Camped on Abbey Craig, the Scots dominated the soft flat ground north of the river. The English force of English, Welsh and Scots knights, bowmen and foot soldiers camped south of the river. Sir Richard Lundie, a Scots knight who joined the English after the Capitulation of Irvine, offered to outflank the enemy by leading a cavalry force over a ford two miles upstream, where sixty horsemen could cross at the same time. Hugh de Cressingham, King Edward's treasurer in Scotland, persuaded the Earl to reject that advice and order a direct attack across the bridge.
The small bridge was broad enough to let only two horsemen cross abreast but offered the safest river crossing, as the Forth widened to the east and the marshland of Flanders Moss lay to the west. The Scots waited as the English knights and infantry, led by Cressingham, with Sir Marmaduke de Thweng and Sir Richard Waldegrave, began to make their slow progress across the bridge on the morning of 11 September. It would have taken several hours for the entire English army to cross.
Wallace and Moray waited, according to the Chronicle of Hemingburgh, until "as many of the enemy had come over as they believed they could overcome". When a substantial number of the troops had crossed (possibly about 2,000) the attack was ordered. The Scots spearmen came down from the high ground in rapid advance and fended off a charge by the English heavy cavalry and then counterattacked the English infantry. They gained control of the east side of the bridge and cut off the chance of English reinforcements to cross. Caught on the low ground in the loop of the river with no chance of relief or of retreat, most of the outnumbered English on the east side were probably killed. A few hundred may have escaped by swimming across the river. Marmaduke Thweng managed to fight his way back across the bridge with some of his men.
Surrey, who was left with a small contingent of archers, had stayed south of the river and was still in a strong position. The bulk of his army remained intact and he could have held the line of the Forth, denying the Scots a passage to the south, but his confidence was gone. After the escape of Sir Marmaduke Thweng, Surrey ordered the bridge to be destroyed, retreated towards Berwick, leaving the garrison at Stirling Castle isolated and abandoning the Lowlands to the rebels. James Stewart, the High Steward of Scotland, and Malcolm, Earl of Lennox, whose forces had been part of Surrey's army, observing the carnage to the north of the bridge, withdrew. Then, the English supply train was attacked at The Pows, a wooded marshy area, by James Stewart and the other Scots lords, killing many of the fleeing soldiers.
Surrey left William de Warine and Sir Marmaduke de Thweng in charge of Stirling Castle, as Surrey abandoned his army, and fled towards Berwick.
The contemporary English chronicler Walter of Guisborough recorded the English losses in the battle as 100 cavalry and 5,000 infantry killed. Scottish casualties in the battle are unrecorded, with the exception of Andrew Moray, who was mortally wounded during the battle, and was dead by November.

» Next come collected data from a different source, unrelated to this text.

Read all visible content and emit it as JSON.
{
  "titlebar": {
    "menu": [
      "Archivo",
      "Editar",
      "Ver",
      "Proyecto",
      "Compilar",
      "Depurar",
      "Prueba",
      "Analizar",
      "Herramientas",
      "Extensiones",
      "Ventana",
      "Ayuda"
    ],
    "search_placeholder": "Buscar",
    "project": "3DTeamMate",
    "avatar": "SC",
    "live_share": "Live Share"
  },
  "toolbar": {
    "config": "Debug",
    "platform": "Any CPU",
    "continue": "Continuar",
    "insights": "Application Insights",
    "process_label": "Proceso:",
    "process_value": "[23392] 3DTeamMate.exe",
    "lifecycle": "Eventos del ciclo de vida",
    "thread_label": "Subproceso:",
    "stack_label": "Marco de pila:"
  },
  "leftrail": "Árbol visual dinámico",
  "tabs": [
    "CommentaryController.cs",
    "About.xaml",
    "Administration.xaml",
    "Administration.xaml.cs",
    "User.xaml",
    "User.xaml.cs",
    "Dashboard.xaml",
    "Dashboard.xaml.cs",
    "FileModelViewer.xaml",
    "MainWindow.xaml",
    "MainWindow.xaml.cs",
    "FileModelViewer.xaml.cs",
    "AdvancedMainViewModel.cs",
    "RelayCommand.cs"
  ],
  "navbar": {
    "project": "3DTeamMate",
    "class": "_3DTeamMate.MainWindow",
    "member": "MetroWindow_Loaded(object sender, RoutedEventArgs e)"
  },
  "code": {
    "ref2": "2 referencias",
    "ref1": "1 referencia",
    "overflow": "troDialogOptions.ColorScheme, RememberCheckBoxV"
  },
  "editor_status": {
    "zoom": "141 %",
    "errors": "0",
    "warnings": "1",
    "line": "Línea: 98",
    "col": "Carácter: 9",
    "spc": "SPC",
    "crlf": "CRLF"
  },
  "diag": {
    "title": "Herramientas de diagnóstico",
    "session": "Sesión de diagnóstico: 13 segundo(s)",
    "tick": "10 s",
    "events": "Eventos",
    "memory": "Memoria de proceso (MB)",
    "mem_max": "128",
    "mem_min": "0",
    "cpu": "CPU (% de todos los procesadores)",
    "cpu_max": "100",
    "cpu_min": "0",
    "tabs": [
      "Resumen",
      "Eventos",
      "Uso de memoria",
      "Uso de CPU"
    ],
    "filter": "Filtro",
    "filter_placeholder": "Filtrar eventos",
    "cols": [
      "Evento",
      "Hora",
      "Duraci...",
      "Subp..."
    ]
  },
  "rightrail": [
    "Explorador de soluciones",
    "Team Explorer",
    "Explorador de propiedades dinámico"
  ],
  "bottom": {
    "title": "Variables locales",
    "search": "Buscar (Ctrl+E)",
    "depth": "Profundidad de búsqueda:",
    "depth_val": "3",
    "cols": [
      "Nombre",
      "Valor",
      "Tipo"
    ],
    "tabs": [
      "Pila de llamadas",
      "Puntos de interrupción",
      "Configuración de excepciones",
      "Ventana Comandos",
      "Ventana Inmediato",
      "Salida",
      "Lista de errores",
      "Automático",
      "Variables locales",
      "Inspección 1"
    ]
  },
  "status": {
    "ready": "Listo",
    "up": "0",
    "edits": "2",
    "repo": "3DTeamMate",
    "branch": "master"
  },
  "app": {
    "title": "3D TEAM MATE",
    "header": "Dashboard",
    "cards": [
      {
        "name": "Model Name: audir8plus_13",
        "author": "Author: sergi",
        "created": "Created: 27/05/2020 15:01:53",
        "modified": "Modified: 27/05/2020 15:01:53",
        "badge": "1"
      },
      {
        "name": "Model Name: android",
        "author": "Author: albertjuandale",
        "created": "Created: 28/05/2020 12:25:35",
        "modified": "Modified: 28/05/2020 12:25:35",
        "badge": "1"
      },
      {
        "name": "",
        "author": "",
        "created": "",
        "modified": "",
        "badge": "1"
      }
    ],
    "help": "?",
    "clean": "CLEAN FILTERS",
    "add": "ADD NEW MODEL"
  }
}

The Scots proceeded to raid the south as far as Durham, England. Wallace was appointed "Guardian of the kingdom of Scotland and commander of its army." Yet, Edward was already planning another invasion of Scotland, which would lead to the Battle of Falkirk.
The exploits of Wallace were passed on to posterity mainly in the form of tales collected and recounted by the poet Blind Harry, the Minstrel (d. 1492), whose original, probably oral sources were never specified. Blind Harry was active some 200 years after the events described in his The Acts and Deeds of the Illustrious and Valiant Champion Sir William Wallace, c. 1470. The tales were designed to entertain the court of James IV (r. 1488–1513) and are undoubtedly a blend of fact and fiction. Like most of his other episodes, Blind Harry's account of the battle of Stirling Bridge is highly improbable, such as his use of figures of biblical magnitude for the size of the participating armies. Nevertheless, his highly dramatised and graphic account of the battle fed the imaginations of subsequent generations of Scottish schoolchildren. Here is his description:
On Saturday they [Moray and Wallace] rode on to the bridge, which was of good plain board, well made and jointed, having placed watches to see that none passed from the army. Taking a wright, the most able workman there, he [Wallace] ordered him to saw the plank in two at the mid streit [middle stretch], so that no-one might walk over it. He then nailed it up quickly with hinges, and dirtied it with clay, to cause it to appear that nothing had been done. The other end he so arranged that it should lie on three wooden rollers, which were so placed, that when one was out the rest would fall down. The wright, himself, he ordered to sit there underneath, in a cradle, bound on a beam, to loose the pin when Wallace let him know by blowing a horn when the time was come. No one in all the army should be allowed to blow but he himself.
Hugh Cressingham leads on the vanguard with twenty thousand likely men to see. Thirty thousand the Earl of Warren had, but he did then as wisdom did direct, all the first army being sent over before him. Some Scottish men, who well knew this manner of attack, bade Wallace sound, saying there were now enough. He hastened not, however, but steadily observed the advance until he saw Warren's force thickly crowd the bridge. Then from Jop he took the horn and blew loudly, and warned John the Wright, who thereupon struck out the roller with skill; when the pin was out, the rest of it fell down. Now arose an hideous outcry among the people, both horses and men, falling into the water. (...)
On foot, and bearing a great sharp spear, Wallace went amongst the thickest of the press. he aimed a stroke at Cressingham in his corslet, which was brightly polished. The sharp head of the spear pierced right through the plates and through his body, stabbing him beyond rescue; thus was that chieftain struck down to death. With the stroke Wallace bore down both man and horse.
The English army although ready for battle, lost heart when their chieftain was slain, and many openly began to flee. Yet worthy men abode in the place until ten thousand were slain. Then the remainder fled, not able to abide longer, seeking succour in many directions, some east, some west, and some fled to the north. Seven thousand full at once floated in the Forth, plunged into the deep and drowned without mercy; none were left alive of all that fell army.
As well as the bridge ploy, Wallace's use of a spear appears to be a fictional element. A two-handed sword [Claidheamh de Laimh], purporting to be Wallace's, which may contain original metal from his sword blade, was kept by the Scottish kings and is displayed as a relic in the Wallace Monument.
The potency of these tales can be gauged from the following statement by the poet Robert Burns, writing some three centuries after they were first related.
The two first books I ever read in private, and which gave me more pleasure than any two books I ever read again, were The Life of Hannibal and The History of Sir William Wallace [a modernised version of Blind Harry by William Hamilton of Gilbertfield]. Hannibal gave my young ideas such a turn that I used to strut in raptures up and down after the recruiting drum and bagpipe, and wish myself tall enough that I could be a soldier; while the story of Wallace poured a Scottish prejudice into my veins which will boil along there till the flood-gates of life shut in eternal rest.
The Battle of Stirling Bridge is depicted in the 1995 film Braveheart, but it bears little resemblance to the real battle, there being no bridge (due mainly to the difficulty of filming around the bridge itself) and tactics resembling the Battle of Bannockburn.